We look back at the history of role-playing – prepare for ‘wizard’s sleeve’ and ‘whipping out your broadsword’ jokes – you have been warned…
To celebrate the release of Pillars of Eternity we’re having something of a role-playing week at Thumbsticks. We’ll be looking back at the nuances of the genre and some of our favourite titles, and of course getting hands on with Pillars of Eternity itself, but first let’s wind back to the very beginning of roleplaying itself and the original platform – to pen and paper.
The history boys
When you look at modern role-playing titles like Skyrim and Dragon Age: Inquisition it almost seems unfathomable that these complex and grandiose visions for the genre can trace their ancestry to pen and paper roleplaying games, but everything has to start somewhere, and when you look back through the mechanics of the formative games it begins to make more sense.
It’s hard to say for certain where the very first role-playing games as we know them originated. Some believe they were derived from theoretical exercises (like mock trials) at schools and universities, while others would argue that they were first played by historical reenactment societies who wanted a bit more fantasy on their battlefield, but it would be impossible to dispute that when Dungeons & Dragons was published in 1974, the first signs of the modern role-playing game were irrevocably seared into canon.
Prior to the advent of Dungeons & Dragons tabletop gaming had been painstaking recreations of real-world battles like the Napoleonic and Prussian wars, but a shift from modern to fantasy settings, combined with a desire to focus on individual characterisation over squad-based combat had led to tabletop gamers improvising their own fantasy rulesets (based on Tolkien and Classical mythology).

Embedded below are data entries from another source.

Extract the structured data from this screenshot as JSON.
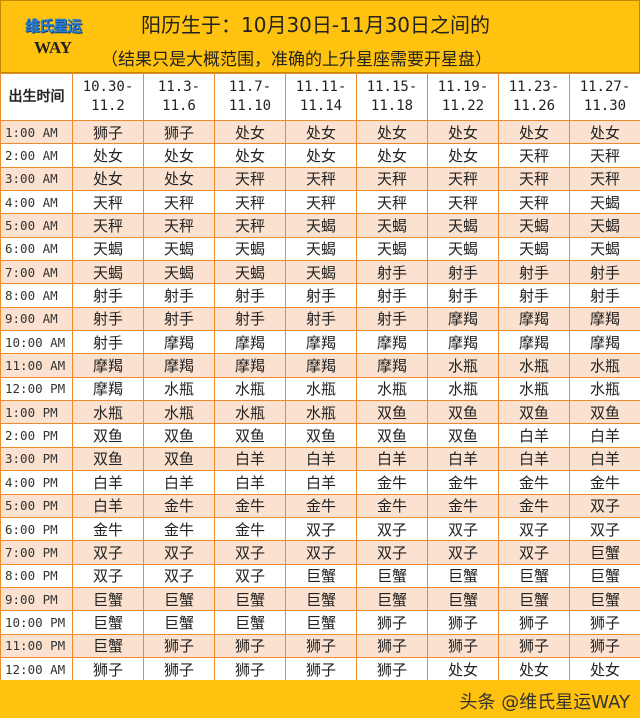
{
  "logo": {
    "cn": "维氏星运",
    "en": "WAY"
  },
  "title": "阳历生于：10月30日-11月30日之间的",
  "subtitle": "（结果只是大概范围，准确的上升星座需要开星盘）",
  "table": {
    "corner": "出生时间",
    "columns": [
      [
        "10.30-",
        "11.2"
      ],
      [
        "11.3-",
        "11.6"
      ],
      [
        "11.7-",
        "11.10"
      ],
      [
        "11.11-",
        "11.14"
      ],
      [
        "11.15-",
        "11.18"
      ],
      [
        "11.19-",
        "11.22"
      ],
      [
        "11.23-",
        "11.26"
      ],
      [
        "11.27-",
        "11.30"
      ]
    ],
    "rows": [
      [
        "1:00 AM",
        "狮子",
        "狮子",
        "处女",
        "处女",
        "处女",
        "处女",
        "处女",
        "处女"
      ],
      [
        "2:00 AM",
        "处女",
        "处女",
        "处女",
        "处女",
        "处女",
        "处女",
        "天秤",
        "天秤"
      ],
      [
        "3:00 AM",
        "处女",
        "处女",
        "天秤",
        "天秤",
        "天秤",
        "天秤",
        "天秤",
        "天秤"
      ],
      [
        "4:00 AM",
        "天秤",
        "天秤",
        "天秤",
        "天秤",
        "天秤",
        "天秤",
        "天秤",
        "天蝎"
      ],
      [
        "5:00 AM",
        "天秤",
        "天秤",
        "天秤",
        "天蝎",
        "天蝎",
        "天蝎",
        "天蝎",
        "天蝎"
      ],
      [
        "6:00 AM",
        "天蝎",
        "天蝎",
        "天蝎",
        "天蝎",
        "天蝎",
        "天蝎",
        "天蝎",
        "天蝎"
      ],
      [
        "7:00 AM",
        "天蝎",
        "天蝎",
        "天蝎",
        "天蝎",
        "射手",
        "射手",
        "射手",
        "射手"
      ],
      [
        "8:00 AM",
        "射手",
        "射手",
        "射手",
        "射手",
        "射手",
        "射手",
        "射手",
        "射手"
      ],
      [
        "9:00 AM",
        "射手",
        "射手",
        "射手",
        "射手",
        "射手",
        "摩羯",
        "摩羯",
        "摩羯"
      ],
      [
        "10:00 AM",
        "射手",
        "摩羯",
        "摩羯",
        "摩羯",
        "摩羯",
        "摩羯",
        "摩羯",
        "摩羯"
      ],
      [
        "11:00 AM",
        "摩羯",
        "摩羯",
        "摩羯",
        "摩羯",
        "摩羯",
        "水瓶",
        "水瓶",
        "水瓶"
      ],
      [
        "12:00 PM",
        "摩羯",
        "水瓶",
        "水瓶",
        "水瓶",
        "水瓶",
        "水瓶",
        "水瓶",
        "水瓶"
      ],
      [
        "1:00 PM",
        "水瓶",
        "水瓶",
        "水瓶",
        "水瓶",
        "双鱼",
        "双鱼",
        "双鱼",
        "双鱼"
      ],
      [
        "2:00 PM",
        "双鱼",
        "双鱼",
        "双鱼",
        "双鱼",
        "双鱼",
        "双鱼",
        "白羊",
        "白羊"
      ],
      [
        "3:00 PM",
        "双鱼",
        "双鱼",
        "白羊",
        "白羊",
        "白羊",
        "白羊",
        "白羊",
        "白羊"
      ],
      [
        "4:00 PM",
        "白羊",
        "白羊",
        "白羊",
        "白羊",
        "金牛",
        "金牛",
        "金牛",
        "金牛"
      ],
      [
        "5:00 PM",
        "白羊",
        "金牛",
        "金牛",
        "金牛",
        "金牛",
        "金牛",
        "金牛",
        "双子"
      ],
      [
        "6:00 PM",
        "金牛",
        "金牛",
        "金牛",
        "双子",
        "双子",
        "双子",
        "双子",
        "双子"
      ],
      [
        "7:00 PM",
        "双子",
        "双子",
        "双子",
        "双子",
        "双子",
        "双子",
        "双子",
        "巨蟹"
      ],
      [
        "8:00 PM",
        "双子",
        "双子",
        "双子",
        "巨蟹",
        "巨蟹",
        "巨蟹",
        "巨蟹",
        "巨蟹"
      ],
      [
        "9:00 PM",
        "巨蟹",
        "巨蟹",
        "巨蟹",
        "巨蟹",
        "巨蟹",
        "巨蟹",
        "巨蟹",
        "巨蟹"
      ],
      [
        "10:00 PM",
        "巨蟹",
        "巨蟹",
        "巨蟹",
        "巨蟹",
        "狮子",
        "狮子",
        "狮子",
        "狮子"
      ],
      [
        "11:00 PM",
        "巨蟹",
        "狮子",
        "狮子",
        "狮子",
        "狮子",
        "狮子",
        "狮子",
        "狮子"
      ],
      [
        "12:00 AM",
        "狮子",
        "狮子",
        "狮子",
        "狮子",
        "狮子",
        "处女",
        "处女",
        "处女"
      ]
    ]
  },
  "watermark": "头条 @维氏星运WAY",
  "colors": {
    "header": "#FFC20E",
    "border": "#EE8A2E",
    "row_alt": "#FBE2D0"
  }
}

In 1974, everything changed. Devised by Gary Gygax and Dave Arneson, and based on a modified ruleset of Gygax’s earlier tabletop game Chainmail, Dungeons & Dragons was the first commercially successful role-playing game venture and is still popular the world over. An updated version of the ruleset called Advanced Dungeons & Dragons was released in 1979, which has become the de facto standard ever since.